Uma vez sozinho com o pequeno no apartamento e em busca de inspiração, Daniele revê antepassados, sua ligação com a cidade natal, sua trajetória artística, questiona seu talento (ou falta dele) e relembra o ódio ao pai. Todas as assombrações de uma vida aparecem para atormentar o velho enquanto ele toma conta do menino e tenta ilustrar o conto The Jolly Corner, de Henry James (1843-1916), este em espelhamento literário com Assombrações.
Novela napolitana
Domenico Starnone, além de escritor, é roteirista, jornalista e professor. Nasceu em 1943, em Nápoles, e vive em Roma, casado com a tradutora Anita Raja. Em 2016, uma investigação jornalística apontou Raja como sendo a escritora por trás do pseudônimo Elena Ferrante, que assina a tetralogia napolitana (A Amiga Genial, História do Novo Sobrenome, História de Quem Fica e de Quem Foge e História da Menina Perdida), sucesso em diversos países e no Brasil. Desde então, a ligação entre ambos, o estilo seco, preciso e realista da prosa, e a temática familiar alimentam as especulações, inclusive a de que os romances de Starnone foram escritos por Ferrante, ou melhor, por Raja.

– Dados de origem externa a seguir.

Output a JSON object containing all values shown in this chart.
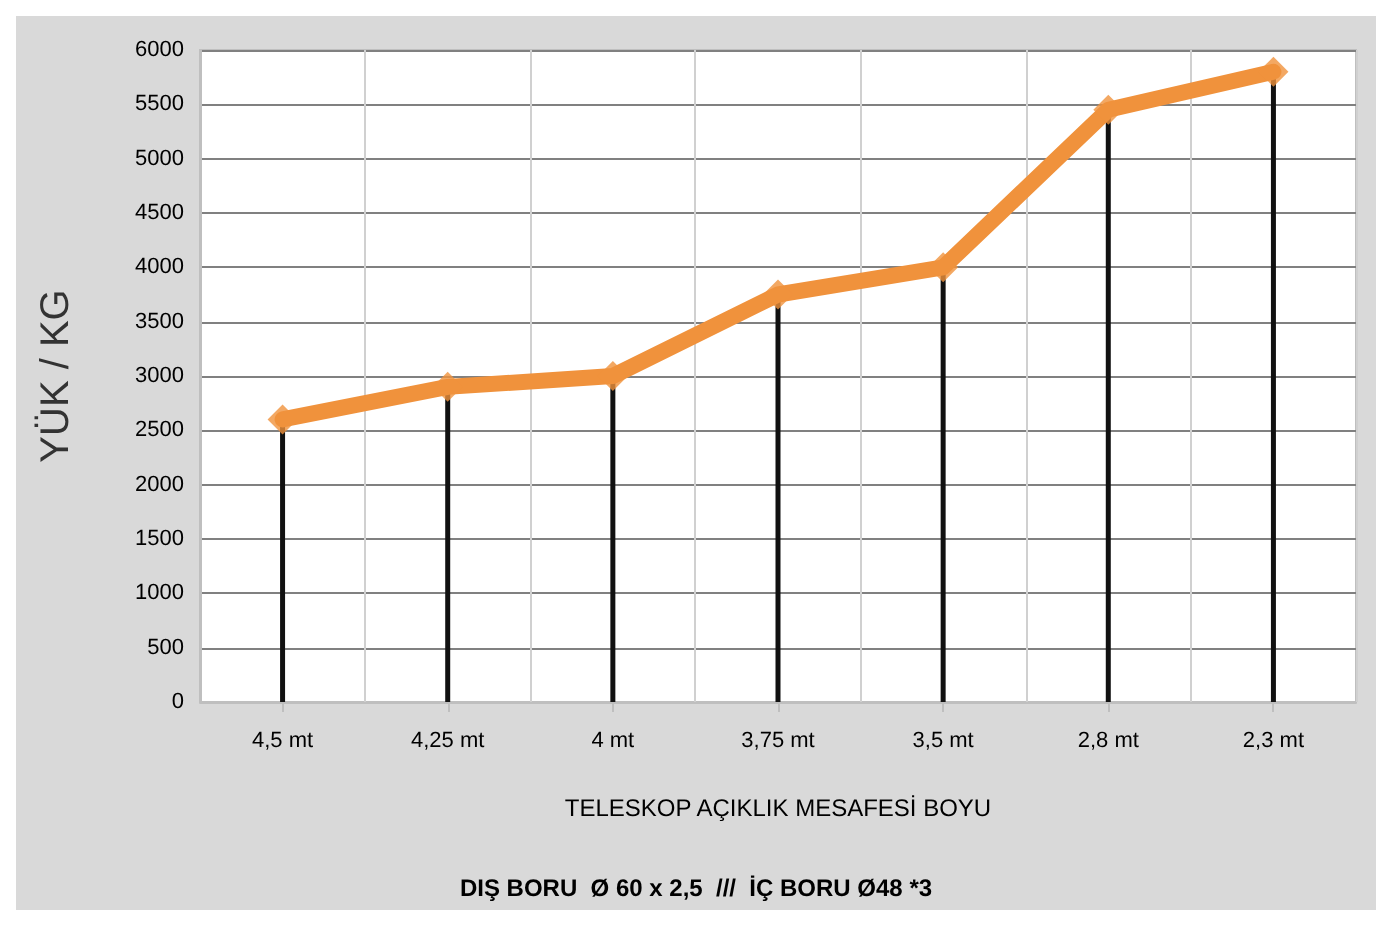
{
  "chart_data": {
    "type": "line",
    "ylabel": "YÜK / KG",
    "xlabel": "TELESKOP AÇIKLIK MESAFESİ BOYU",
    "annotations": [
      "DIŞ BORU  Ø 60 x 2,5  ///  İÇ BORU Ø48 *3"
    ],
    "categories": [
      "4,5 mt",
      "4,25 mt",
      "4 mt",
      "3,75 mt",
      "3,5 mt",
      "2,8 mt",
      "2,3 mt"
    ],
    "series": [
      {
        "color": "#f0923c",
        "marker": "none",
        "values": [
          2600,
          2900,
          3000,
          3750,
          4000,
          5450,
          5800
        ]
      },
      {
        "type": "lollipop",
        "color": "#f0923c",
        "marker": "diamond",
        "values": [
          2600,
          2900,
          3000,
          3750,
          4000,
          5450,
          5800
        ]
      }
    ],
    "ylim": [
      0,
      6000
    ],
    "yticks": [
      0,
      500,
      1000,
      1500,
      2000,
      2500,
      3000,
      3500,
      4000,
      4500,
      5000,
      5500,
      6000
    ],
    "grid": true,
    "line_style": "solid"
  }
}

Em uma entrevista recente ao jornal El País, Starnone falou sobre as especulações. “Não sou Elena Ferrante. Seria muito fácil ser ela por ter escrito 19 páginas em que uma mulher se lamenta”, disse. O escritor se refere à parte de Laços em que uma esposa abandonada escreve cartas ao marido fujão, o principal ponto de espelhamento entre o romance dele e o de Ferrante.
Em Assombrações, com ótima tradução para o português de Maurício Santana Dias, a temática, como já foi dito aqui, é extremamente masculina e a narrativa em primeira pessoa está sempre a cargo do velho Daniele, pontos que poderiam ser definidores definitivos de diferenças em relação à obra de Ferrante. No entanto, assim como ocorre com Laços, Assombrações também possui vasos comunicantes com Dias de Abandono. O mais evidente deles é o cenário onde se desenvolvem as tramas, o interior de apartamentos habitados por famílias atormentadas, ou, como diz o narrador Daniele, “desregradas”. Essa semelhança atinge seu auge nas passagens mais tensas das duas histórias, que envolvem crianças e prisões domésticas. É natural, portanto, supor que o mistério da suposta relação Starnone-Ferrante e o diálogo entre as obras de ambos continuem a ser alimentados. E daí? Especulações à parte, o que interessa ao leitor é que esses expoentes da prosa italiana contemporânea produzem boas narrativas nas quais a banalidade cotidiana se revela repleta de simbolismos, belas imagens e dramaticidade. Na melhor cena de Laços, o pai tem uma epifania ao constatar que o filho amarra os cadarços do sapato do mesmo jeito esquisito que ele. Em Assombrações, avô e neto se fundem no traço de um desenho. No universo narrativo de Starnone, os fantasmas moram nos detalhes.
As informações são do jornal O Estado de S. Paulo.